Mm-hmm (affirmative). Yeah. Yeah, the thing that scares me about scientific visualization, medical imaging, also 3D animation games, all of which I think are certainly domains in which I would hope these techniques will work for and scale to eventually, what makes me scared in the short term is that the math that goes into the computation of the final artifact is much more complex. And so one of the challenges for connecting programs to their output in both directions is, how well can you invert the operations, right? When you make a change to the output value, how do you map, invert it, and map it back to the program that generated it? And the more and more complex math that you have, the more ambiguity, the harder it is to really get meaningful changes back in the inputs to the computation. It’s certainly not impossible I don’t think, but it’s, I think, more challenging than what we’ve been focusing on so far.
And so in the shorter term, still hoping to find it find more 2D application domains in which this kind of combination could be beneficial. One tool that I haven’t used much, but I’ve heard a lot of good things about is Figma. And I’ve heard there’s lots of plugins that provide a whole bunch of features for Figma. I’m not sure if you think that might be a fruitful platform in which if one could build, let’s say, a Figma plugin that provided some amount of abstraction capabilities via code in a relatively lightweight way, whether or not that could be a useful part of the design and prototyping and mock-up workflow that Figma I think is often used for.
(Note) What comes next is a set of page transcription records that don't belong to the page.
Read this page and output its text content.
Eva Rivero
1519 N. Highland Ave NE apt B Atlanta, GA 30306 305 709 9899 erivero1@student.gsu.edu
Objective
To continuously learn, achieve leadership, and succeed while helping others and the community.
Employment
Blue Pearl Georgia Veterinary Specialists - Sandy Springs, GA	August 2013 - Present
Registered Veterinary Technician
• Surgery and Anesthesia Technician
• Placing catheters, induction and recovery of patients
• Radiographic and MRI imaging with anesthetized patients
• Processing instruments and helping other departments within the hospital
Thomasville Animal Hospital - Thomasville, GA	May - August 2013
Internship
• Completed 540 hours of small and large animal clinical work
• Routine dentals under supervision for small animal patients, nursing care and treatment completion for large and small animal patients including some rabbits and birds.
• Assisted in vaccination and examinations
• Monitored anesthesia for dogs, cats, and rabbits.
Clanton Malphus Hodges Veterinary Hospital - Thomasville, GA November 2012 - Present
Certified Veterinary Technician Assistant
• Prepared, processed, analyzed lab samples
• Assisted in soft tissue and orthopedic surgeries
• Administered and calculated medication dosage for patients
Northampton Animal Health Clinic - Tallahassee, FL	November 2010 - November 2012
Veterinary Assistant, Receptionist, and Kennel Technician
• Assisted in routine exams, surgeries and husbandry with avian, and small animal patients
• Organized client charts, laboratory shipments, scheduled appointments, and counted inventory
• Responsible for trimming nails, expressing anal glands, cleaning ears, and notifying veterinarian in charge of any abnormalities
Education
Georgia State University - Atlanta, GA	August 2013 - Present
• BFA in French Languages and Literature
Yep, totally could be. I don’t know. I’ve used it but only in the most casual way. I don’t know if they offer that sort of extension, but that kind of a tool absolutely would be a good fit for this.
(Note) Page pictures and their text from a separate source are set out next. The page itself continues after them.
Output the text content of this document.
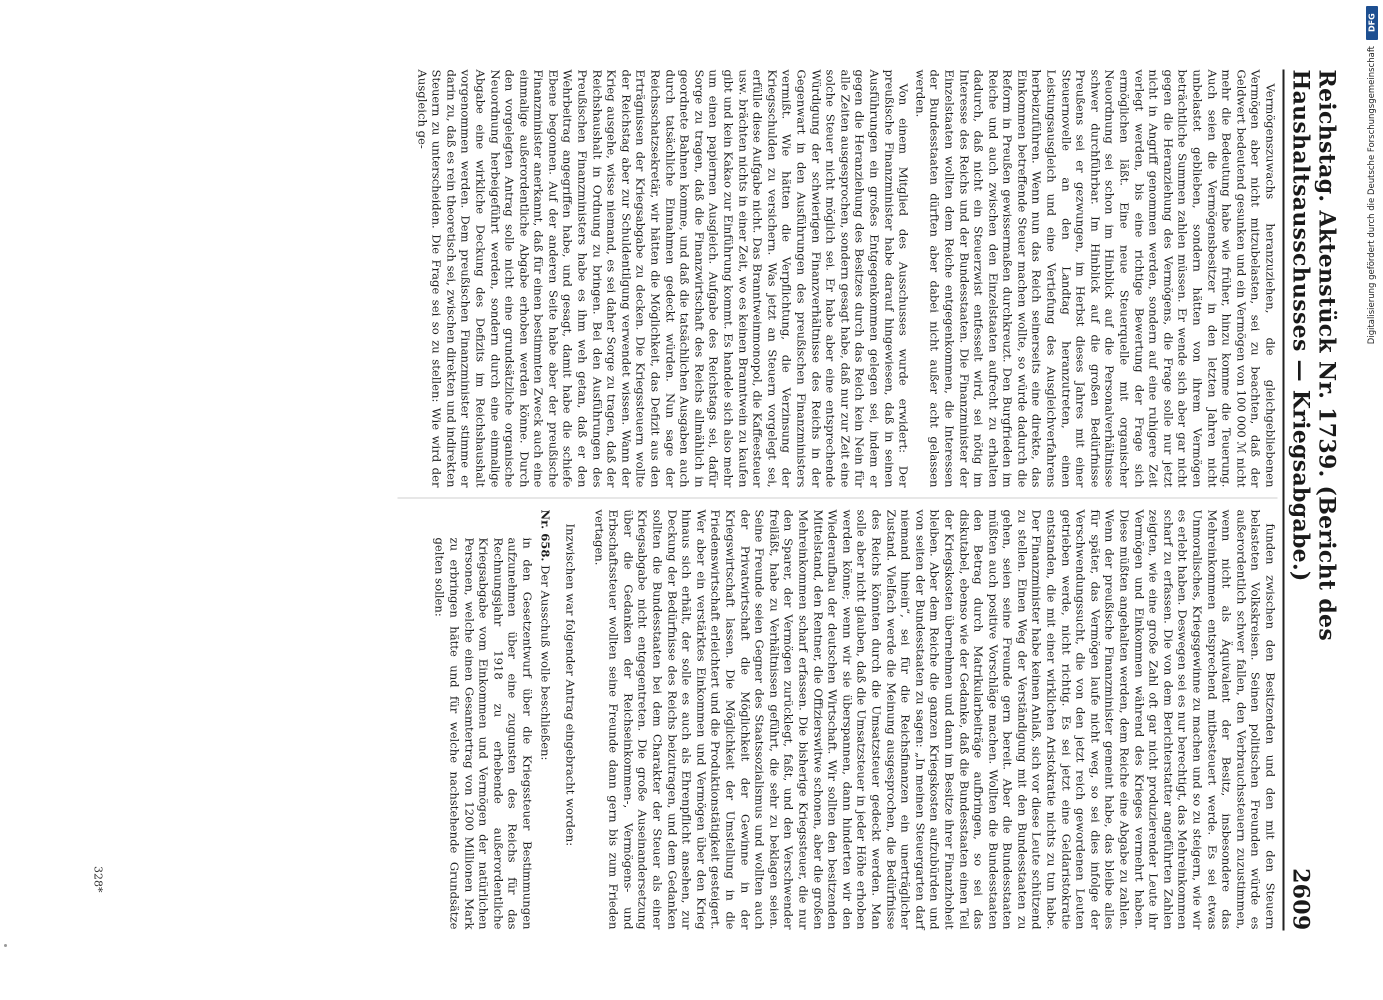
Reichstag. Aktenstück Nr. 1739. (Bericht des Haushaltsausschusses — Kriegsabgabe.)
2609

Vermögenszuwachs heranzuziehen, die gleichgebliebenen Vermögen aber nicht mitzubelasten, sei zu beachten, daß der Geldwert bedeutend gesunken und ein Vermögen von 100 000 ℳ nicht mehr die Bedeutung habe wie früher, hinzu komme die Teuerung. Auch seien die Vermögensbesitzer in den letzten Jahren nicht unbelastet geblieben, sondern hätten von ihrem Vermögen beträchtliche Summen zahlen müssen. Er wende sich aber gar nicht gegen die Heranziehung des Vermögens, die Frage solle nur jetzt nicht in Angriff genommen werden, sondern auf eine ruhigere Zeit verlegt werden, bis eine richtige Bewertung der Frage sich ermöglichen läßt. Eine neue Steuerquelle mit organischer Neuordnung sei schon im Hinblick auf die Personalverhältnisse schwer durchführbar. Im Hinblick auf die großen Bedürfnisse Preußens sei er gezwungen, im Herbst dieses Jahres mit einer Steuernovelle an den Landtag heranzutreten, einen Leistungsausgleich und eine Vertiefung des Ausgleichverfahrens herbeizuführen. Wenn nun das Reich seinerseits eine direkte, das Einkommen betreffende Steuer machen wollte, so würde dadurch die Reform in Preußen gewissermaßen durchkreuzt. Den Burgfrieden im Reiche und auch zwischen den Einzelstaaten aufrecht zu erhalten dadurch, daß nicht ein Steuerzwist entfesselt wird, sei nötig im Interesse des Reichs und der Bundesstaaten. Die Finanzminister der Einzelstaaten wollten dem Reiche entgegenkommen, die Interessen der Bundesstaaten dürften aber dabei nicht außer acht gelassen werden.

Von einem Mitglied des Ausschusses wurde erwidert: Der preußische Finanzminister habe darauf hingewiesen, daß in seinen Ausführungen ein großes Entgegenkommen gelegen sei, indem er gegen die Heranziehung des Besitzes durch das Reich kein Nein für alle Zeiten ausgesprochen, sondern gesagt habe, daß nur zur Zeit eine solche Steuer nicht möglich sei. Er habe aber eine entsprechende Würdigung der schwierigen Finanzverhältnisse des Reichs in der Gegenwart in den Ausführungen des preußischen Finanzministers vermißt. Wie hätten die Verpflichtung, die Verzinsung der Kriegsschulden zu versichern. Was jetzt an Steuern vorgelegt sei, erfülle diese Aufgabe nicht. Das Branntweinmonopol, die Kaffeesteuer usw. brächten nichts in einer Zeit, wo es keinen Branntwein zu kaufen gibt und kein Kakao zur Einführung kommt. Es handele sich also mehr um einen papiernen Ausgleich. Aufgabe des Reichstags sei, dafür Sorge zu tragen, daß die Finanzwirtschaft des Reichs allmählich in geordnete Bahnen komme, und daß die tatsächlichen Ausgaben auch durch tatsächliche Einnahmen gedeckt würden. Nun sage der Reichsschatzsekretär, wir hätten die Möglichkeit, das Defizit aus den Erträgnissen der Kriegsabgabe zu decken. Die Kriegssteuern wollte der Reichstag aber zur Schuldentilgung verwendet wissen. Wann der Krieg ausgehe, wisse niemand, es sei daher Sorge zu tragen, daß der Reichshaushalt in Ordnung zu bringen. Bei den Ausführungen des Preußischen Finanzministers habe es ihm weh getan, daß er den Wehrbeitrag angegriffen habe, und gesagt, damit habe die schiefe Ebene begonnen. Auf der anderen Seite habe aber der preußische Finanzminister anerkannt, daß für einen bestimmten Zweck auch eine einmalige außerordentliche Abgabe erhoben werden könne. Durch den vorgelegten Antrag solle nicht eine grundsätzliche organische Neuordnung herbeigeführt werden, sondern durch eine einmalige Abgabe eine wirkliche Deckung des Defizits im Reichshaushalt vorgenommen werden. Dem preußischen Finanzminister stimme er darin zu, daß es rein theoretisch sei, zwischen direkten und indirekten Steuern zu unterscheiden. Die Frage sei so zu stellen: Wie wird der Ausgleich ge-

funden zwischen den Besitzenden und den mit den Steuern belasteten Volkskreisen. Seinen politischen Freunden würde es außerordentlich schwer fallen, den Verbrauchssteuern zuzustimmen, wenn nicht als Äquivalent der Besitz, insbesondere das Mehreinkommen entsprechend mitbesteuert werde. Es sei etwas Unmoralisches, Kriegsgewinne zu machen und so zu steigern, wie wir es erlebt haben. Deswegen sei es nur berechtigt, das Mehreinkommen scharf zu erfassen. Die von dem Berichterstatter angeführten Zahlen zeigten, wie eine große Zahl oft gar nicht produzierender Leute ihr Vermögen und Einkommen während des Krieges vermehrt haben. Diese müßten angehalten werden, dem Reiche eine Abgabe zu zahlen. Wenn der preußische Finanzminister gemeint habe, das bleibe alles für später, das Vermögen laufe nicht weg, so sei dies infolge der Verschwendungssucht, die von den jetzt reich gewordenen Leuten getrieben werde, nicht richtig. Es sei jetzt eine Geldaristokratie entstanden, die mit einer wirklichen Aristokratie nichts zu tun habe. Der Finanzminister habe keinen Anlaß, sich vor diese Leute schützend zu stellen. Einen Weg der Verständigung mit den Bundesstaaten zu gehen, seien seine Freunde gern bereit. Aber die Bundesstaaten müßten auch positive Vorschläge machen. Wollten die Bundesstaaten den Betrag durch Matrikularbeiträge aufbringen, so sei das diskutabel, ebenso wie der Gedanke, daß die Bundesstaaten einen Teil der Kriegskosten übernehmen und dann im Besitze ihrer Finanzhoheit bleiben. Aber dem Reiche die ganzen Kriegskosten aufzubürden und von seiten der Bundesstaaten zu sagen: „In meinen Steuergarten darf niemand hinein“, sei für die Reichsfinanzen ein unerträglicher Zustand. Vielfach werde die Meinung ausgesprochen, die Bedürfnisse des Reichs könnten durch die Umsatzsteuer gedeckt werden. Man solle aber nicht glauben, daß die Umsatzsteuer in jeder Höhe erhoben werden könne; wenn wir sie überspannen, dann hinderten wir den Wiederaufbau der deutschen Wirtschaft. Wir sollten den besitzenden Mittelstand, den Rentner, die Offizierswitwe schonen, aber die großen Mehreinkommen scharf erfassen. Die bisherige Kriegssteuer, die nur den Sparer, der Vermögen zurücklegt, faßt, und den Verschwender freiläßt, habe zu Verhältnissen geführt, die sehr zu beklagen seien. Seine Freunde seien Gegner des Staatssozialismus und wollten auch der Privatwirtschaft die Möglichkeit der Gewinne in der Kriegswirtschaft lassen. Die Möglichkeit der Umstellung in die Friedenswirtschaft erleichtert und die Produktionstätigkeit gesteigert. Wer aber ein verstärktes Einkommen und Vermögen über den Krieg hinaus sich erhält, der solle es auch als Ehrenpflicht ansehen, zur Deckung der Bedürfnisse des Reichs beizutragen, und dem Gedanken sollten die Bundesstaaten bei dem Charakter der Steuer als einer Kriegsabgabe nicht entgegentreten. Die große Auseinandersetzung über die Gedanken der Reichseinkommen-, Vermögens- und Erbschaftssteuer wollten seine Freunde dann gern bis zum Frieden vertagen.

Inzwischen war folgender Antrag eingebracht worden:

Nr. 658. Der Ausschuß wolle beschließen:

in den Gesetzentwurf über die Kriegssteuer Bestimmungen aufzunehmen über eine zugunsten des Reichs für das Rechnungsjahr 1918 zu erhebende außerordentliche Kriegsabgabe vom Einkommen und Vermögen der natürlichen Personen, welche einen Gesamtertrag von 1200 Millionen Mark zu erbringen hätte und für welche nachstehende Grundsätze gelten sollen:

328*
DFG
Digitalisierung gefördert durch die Deutsche Forschungsgemeinschaft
Another example, not in this creativity kind of space but more in the, again, what I like to think of as office or everyday kind of spaces: products like Coda and Notion have been exploring interesting new ways of breaking down the barriers between all these existing different office applications into more composable and unified ones. But those two tools, at least, don’t expose code to users. So if one could have the nice integrated composable UI features that Coda and Notion expose but also expose the programmatic representation that is behind it and integrate that into the expected user workflow in some way, that’s one way that I would think is worth trying to go.
Thank you for taking so much time.
Great, yeah, no, thank you for coming on the show and for letting me pick your brain about all these different parts of Sketch-n-Sketch. It’s a tool I’ve had my eyes on since the Strange Loop talk. And it’s very exciting for me to be able to learn where it came from and especially to learn all of the different goals that you have for the project, or if not goals, then potential directions that it could go in the future. I enjoyed hearing about that very much.
Yeah. Thanks a lot. This was a lot of fun. Thanks for taking the time and thanks also to you and Steve for organizing this community and providing so many great resources for all of us. So thanks for that.